You don’t need to share the renv/library
folder, which holds the installed packages.
You share only the renv.lock
file (and the rev/activate.R
file, which is a very cool script that auto-installs the correct version of renv if needed!).
If you use git, you don’t need to think about this because renv takes care of that with a special renv/.gitignore
file.
Caveats
The lockfile
The lockfile holds a snapshot of the project library at a moment in time, but it doesn’t guarantee that this corresponds to the rendered result. The lockfile could be out of date when the code is run, or the code might have been run with a previous version of the lockfile. It’s up to you to always render your file when the project is in a consistent state.
Dependency discovery
The automatic dependency discovery is really cool, but somewhat limited.
It understand the most common and obvious ways a package can be loaded in a script, but it can fail if you use some more indirect methods.
As we saw, it fails to detect the markdown dependency.
It also fails if you use functionality in a package that depends on Suggested packages (e.g. ggplot2::geom_hex()

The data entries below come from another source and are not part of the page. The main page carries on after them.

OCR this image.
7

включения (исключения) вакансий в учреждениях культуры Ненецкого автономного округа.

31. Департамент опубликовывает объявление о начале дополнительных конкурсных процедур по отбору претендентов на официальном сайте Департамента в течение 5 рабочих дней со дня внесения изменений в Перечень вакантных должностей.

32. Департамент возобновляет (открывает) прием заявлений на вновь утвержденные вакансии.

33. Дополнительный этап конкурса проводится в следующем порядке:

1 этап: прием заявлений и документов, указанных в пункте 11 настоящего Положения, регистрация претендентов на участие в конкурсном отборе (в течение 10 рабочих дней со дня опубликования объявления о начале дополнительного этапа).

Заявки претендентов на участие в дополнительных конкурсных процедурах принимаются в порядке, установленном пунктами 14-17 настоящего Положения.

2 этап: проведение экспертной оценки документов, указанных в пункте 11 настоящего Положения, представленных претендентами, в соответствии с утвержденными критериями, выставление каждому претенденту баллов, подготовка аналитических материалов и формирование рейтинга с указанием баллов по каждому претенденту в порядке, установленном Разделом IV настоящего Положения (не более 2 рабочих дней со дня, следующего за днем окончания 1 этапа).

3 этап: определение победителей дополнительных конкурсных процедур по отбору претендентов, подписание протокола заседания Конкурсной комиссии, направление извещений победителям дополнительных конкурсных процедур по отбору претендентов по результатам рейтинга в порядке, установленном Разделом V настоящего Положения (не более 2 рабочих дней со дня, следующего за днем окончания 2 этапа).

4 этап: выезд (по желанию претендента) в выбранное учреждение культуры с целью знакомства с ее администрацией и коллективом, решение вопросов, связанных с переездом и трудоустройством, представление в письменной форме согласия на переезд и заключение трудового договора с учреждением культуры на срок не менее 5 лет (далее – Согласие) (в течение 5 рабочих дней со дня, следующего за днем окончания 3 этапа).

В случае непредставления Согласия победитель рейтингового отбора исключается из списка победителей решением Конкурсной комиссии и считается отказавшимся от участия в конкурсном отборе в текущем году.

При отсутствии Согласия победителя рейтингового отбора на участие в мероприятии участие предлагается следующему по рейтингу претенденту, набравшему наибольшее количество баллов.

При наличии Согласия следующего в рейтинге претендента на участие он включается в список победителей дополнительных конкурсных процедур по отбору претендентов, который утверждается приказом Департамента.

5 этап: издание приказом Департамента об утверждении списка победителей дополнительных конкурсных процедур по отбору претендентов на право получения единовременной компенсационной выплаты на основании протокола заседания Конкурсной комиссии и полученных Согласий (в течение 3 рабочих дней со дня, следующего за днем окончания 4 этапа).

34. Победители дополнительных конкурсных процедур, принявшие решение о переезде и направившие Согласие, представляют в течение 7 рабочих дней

requires the hexbin package, so you need to add an explicit library(hexbin)
somewhere in your project).
Package installation
Sometimes package installation fails.
One common case would be if you installed a CRAN-compiled package in Windows but the person trying to restore()

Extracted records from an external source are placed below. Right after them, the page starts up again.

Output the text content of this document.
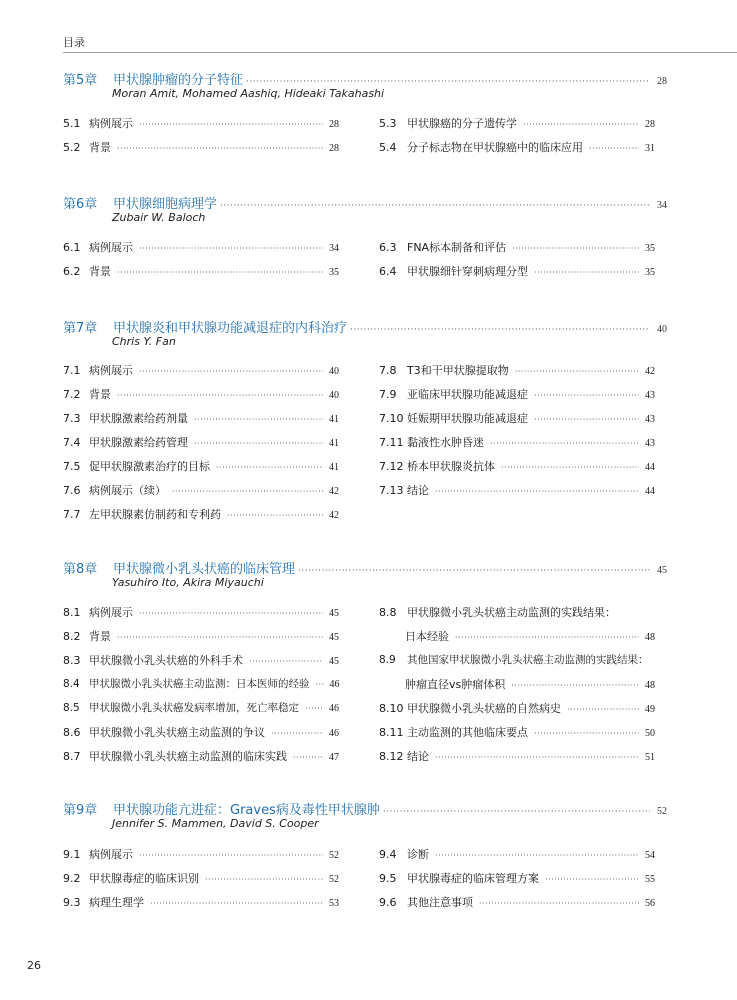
目录
第5章	甲状腺肿瘤的分子特征 ·····	28
Moran Amit, Mohamed Aashiq, Hideaki Takahashi
5.1 病例展示 ·····	28
5.2 背景 ·····	28
5.3 甲状腺癌的分子遗传学 ·····	28
5.4 分子标志物在甲状腺癌中的临床应用 ·····	31
第6章	甲状腺细胞病理学 ·····	34
Zubair W. Baloch
6.1 病例展示 ·····	34
6.2 背景 ·····	35
6.3 FNA标本制备和评估 ·····	35
6.4 甲状腺细针穿刺病理分型 ·····	35
第7章	甲状腺炎和甲状腺功能减退症的内科治疗 ·····	40
Chris Y. Fan
7.1 病例展示 ·····	40
7.2 背景 ·····	40
7.3 甲状腺激素给药剂量 ·····	41
7.4 甲状腺激素给药管理 ·····	41
7.5 促甲状腺激素治疗的目标 ·····	41
7.6 病例展示（续） ·····	42
7.7 左甲状腺素仿制药和专利药 ·····	42
7.8 T3和干甲状腺提取物 ·····	42
7.9 亚临床甲状腺功能减退症 ·····	43
7.10 妊娠期甲状腺功能减退症 ·····	43
7.11 黏液性水肿昏迷 ·····	43
7.12 桥本甲状腺炎抗体 ·····	44
7.13 结论 ·····	44
第8章	甲状腺微小乳头状癌的临床管理 ·····	45
Yasuhiro Ito, Akira Miyauchi
8.1 病例展示 ·····	45
8.2 背景 ·····	45
8.3 甲状腺微小乳头状癌的外科手术 ·····	45
8.4 甲状腺微小乳头状癌主动监测：日本医师的经验 ·····	46
8.5 甲状腺微小乳头状癌发病率增加，死亡率稳定 ·····	46
8.6 甲状腺微小乳头状癌主动监测的争议 ·····	46
8.7 甲状腺微小乳头状癌主动监测的临床实践 ·····	47
8.8 甲状腺微小乳头状癌主动监测的实践结果：
日本经验 ·····	48
8.9	其他国家甲状腺微小乳头状癌主动监测的实践结果：
肿瘤直径vs肿瘤体积 ·····	48
8.10 甲状腺微小乳头状癌的自然病史 ·····	49
8.11 主动监测的其他临床要点 ·····	50
8.12 结论 ·····	51
第9章	甲状腺功能亢进症：Graves病及毒性甲状腺肿 ·····	52
Jennifer S. Mammen, David S. Cooper
9.1 病例展示 ·····	52
9.2 甲状腺毒症的临床识别 ·····	52
9.3 病理生理学 ·····	53
9.4 诊断 ·····	54
9.5 甲状腺毒症的临床管理方案 ·····	55
9.6 其他注意事项 ·····	56
26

the environment is running Linux.
Since CRAN doesn’t offer compiled packages for Linux, renv will try to install from source, which can fail if compilation requires missing system dependencies.
There’s nothing renv can do in this case, but the problem can be resolved by installing the relevant system dependencies.
Package installation will fail if the remote repository that hosts a package is unreachable either due to local connection issues or it being down, or deleted. Again, there’s nothing renv can do in that situation.
Package installation can fail if the package requires compilation but the machine doesn’t have enough RAM to compile. This is the case with the sf package, which cannot be compiled in the free-tier RStudio Cloud machine.
System dependencies
Furthermore, some R packages require certain system dependences to be installed to run. renv does not handle these cases yet, so if you are using a package that needs system dependencies, installation could fail if these are not met. Even if installation goes well, a package might not work if it has unmet runtime dependencies.
Even in the case in which system dependencies are fulfilled, renv offers no guarantee that these are the same versions used to run the analysis. This means that if results depend on the version of some system dependency, renv will not be able to ensure reproducibility. This includes the version of R itself!
One tool to ensure that the whole system is stable is using containers, which is the subject of the next section.